I’d be curious: did Michael Caine and Jude Law talk about Alfie on the set of Sleuth? Did they compare performances? Did they get drunk and watch the Stallone version of Get Carter? Or did they just stare at each other threateningly until Kenneth Branagh shouted “Roll camera”?
The Sleuth remake sounds like quite a compelling proposition at first: one of the grand old English actors facing off against a glittering, promising young guy. (Admittedly, Jude Law hasn’t quite followed up on the promise of his early films, has he?) Directed by Kenneth “Four fucking hours of Shakespeare” Branagh, who has a deft hand behind the camera when he isn’t trying to showcase his own thespian ego. And the original play and film adapted by Harold Pinter, master of intellectual menace and keeper of the weasel under the cocktail cabinet.
In practice, though, Sleuth is dead as a film. It has occasional moments where the individual contributors flare up and come to life, but it’s like putting an electrical current into a dead frog. Its twitches are easily mistaken for signs of life, but the poor little green guy is still as dead as, well, a dead frog.
Michael Caine probably fares best. He slips into the Pinteresque dialogue with ease and manages to make it sound relatively natural. Caine comes closest to convincing us that the film has a beating heart – but even he cannot sustain this against the wooden staginess of the proceedings. The script might work on stage, with the immediacy that a live performance brings to things, but if some scripts jump off the page, this movie lurches back onto the page.
I’ve liked Jude Law in a number of films, first and foremost Gattaca, The Wisdom of Crocodiles and The Talented Mr Ripley, and he’s got moments in Sleuth where he shines – but all too many of his line deliveries sound as if he imagined that This Is What Pinter’s Supposed To Sound Like. It gets worse in the second part of the film, after the first major twist, which I felt was badly handled; I sat there wondering whether it’s a genuine twist or whether the film suddenly decided to go all post-modern on us. I would have prefered the latter, since the twist made the characters even less credible. In any case, after half an hour Law turns up as a new character, but while his body language is convincing, his accent couldn’t be more fake. Yes, he’s supposed to be fake, but if it’s so transparent to us that this is Jude Law in disguise, it makes the Michael Caine character look stupid if he doesn’t get it… and since the film tries to convince us that the characters aren’t stupid while showing them doing utterly stupid things, it’s difficult to take anything happening on screen seriously.

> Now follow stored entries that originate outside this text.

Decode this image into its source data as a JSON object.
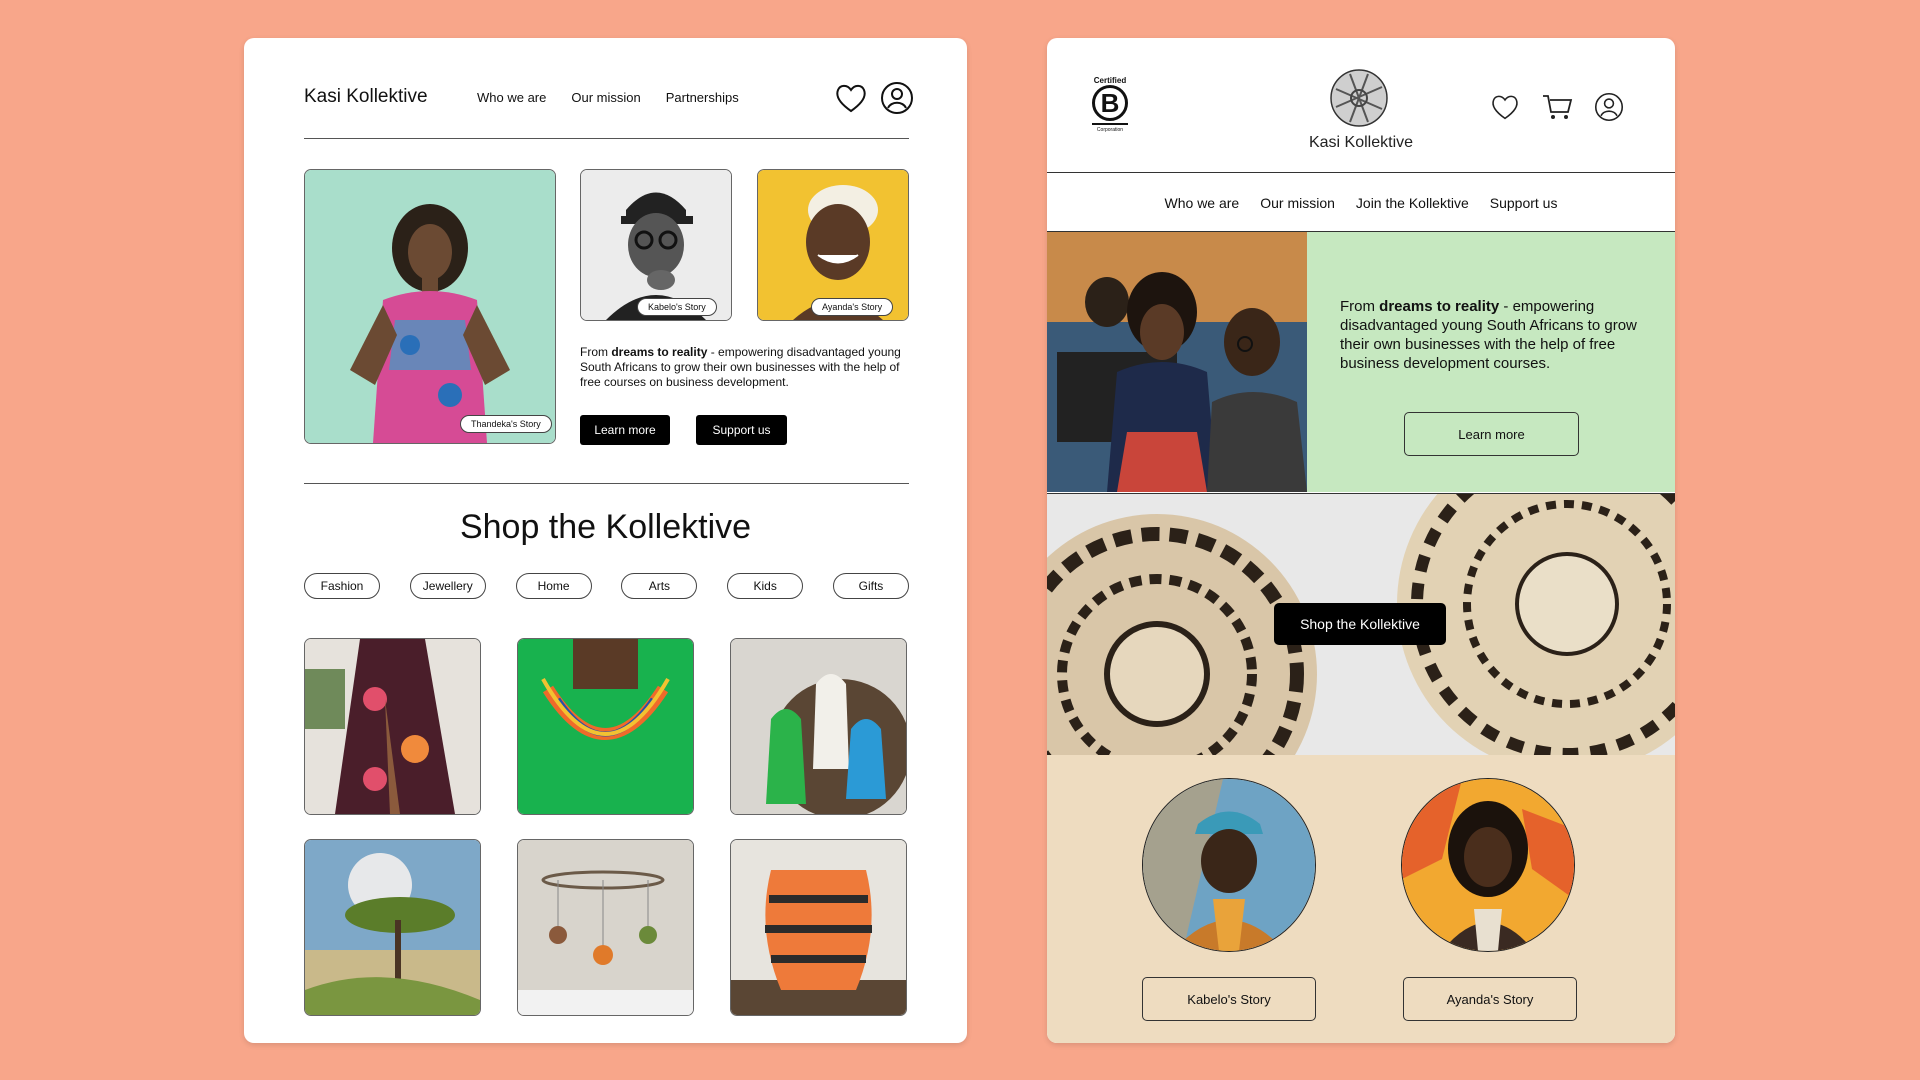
{
  "left": {
    "brand": "Kasi Kollektive",
    "nav": [
      "Who we are",
      "Our mission",
      "Partnerships"
    ],
    "stories": {
      "main": "Thandeka's Story",
      "second": "Kabelo's Story",
      "third": "Ayanda's Story"
    },
    "blurb_pre": "From ",
    "blurb_bold": "dreams to reality",
    "blurb_post": " - empowering disadvantaged young South Africans to grow their own businesses with the help of free courses on business development.",
    "learn_more": "Learn more",
    "support_us": "Support us",
    "shop_title": "Shop the Kollektive",
    "categories": [
      "Fashion",
      "Jewellery",
      "Home",
      "Arts",
      "Kids",
      "Gifts"
    ]
  },
  "right": {
    "bcorp_top": "Certified",
    "bcorp_letter": "B",
    "bcorp_bottom": "Corporation",
    "brand": "Kasi Kollektive",
    "nav": [
      "Who we are",
      "Our mission",
      "Join the Kollektive",
      "Support us"
    ],
    "hero_pre": "From ",
    "hero_bold": "dreams to reality",
    "hero_post": " - empowering disadvantaged young South Africans to grow their own businesses with the help of free business development courses.",
    "learn_more": "Learn more",
    "shop_button": "Shop the Kollektive",
    "story1": "Kabelo's Story",
    "story2": "Ayanda's Story"
  },
  "colors": {
    "background": "#F8A68A",
    "hero_green": "#C6E8C0",
    "stories_beige": "#EEDCC0"
  }
}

The third act introduces a homoerotic component that seems to have popped in from a different film altogether. While the casting should work brilliantly here – Law has always had a peculiarly feminine quality – seeing Michael Caine trying to get his menacing paws on the younger man rarely feels anything other than awkward because the development comes out of left field, from another game, in a different country altogether.
Would the film have worked better for me if I’d seen the original? Perhaps – but I doubt it. Branagh’s main mistake in the end was to think that the staginess of the script could be counteracted by ‘clever’ (read: obvious) cinematographic choices. However, no weird camera angle will distract from the script and the performances if they’re geared towards the stage. Seeing this live might have been riveting. Seeing the film? Well. Dead frog.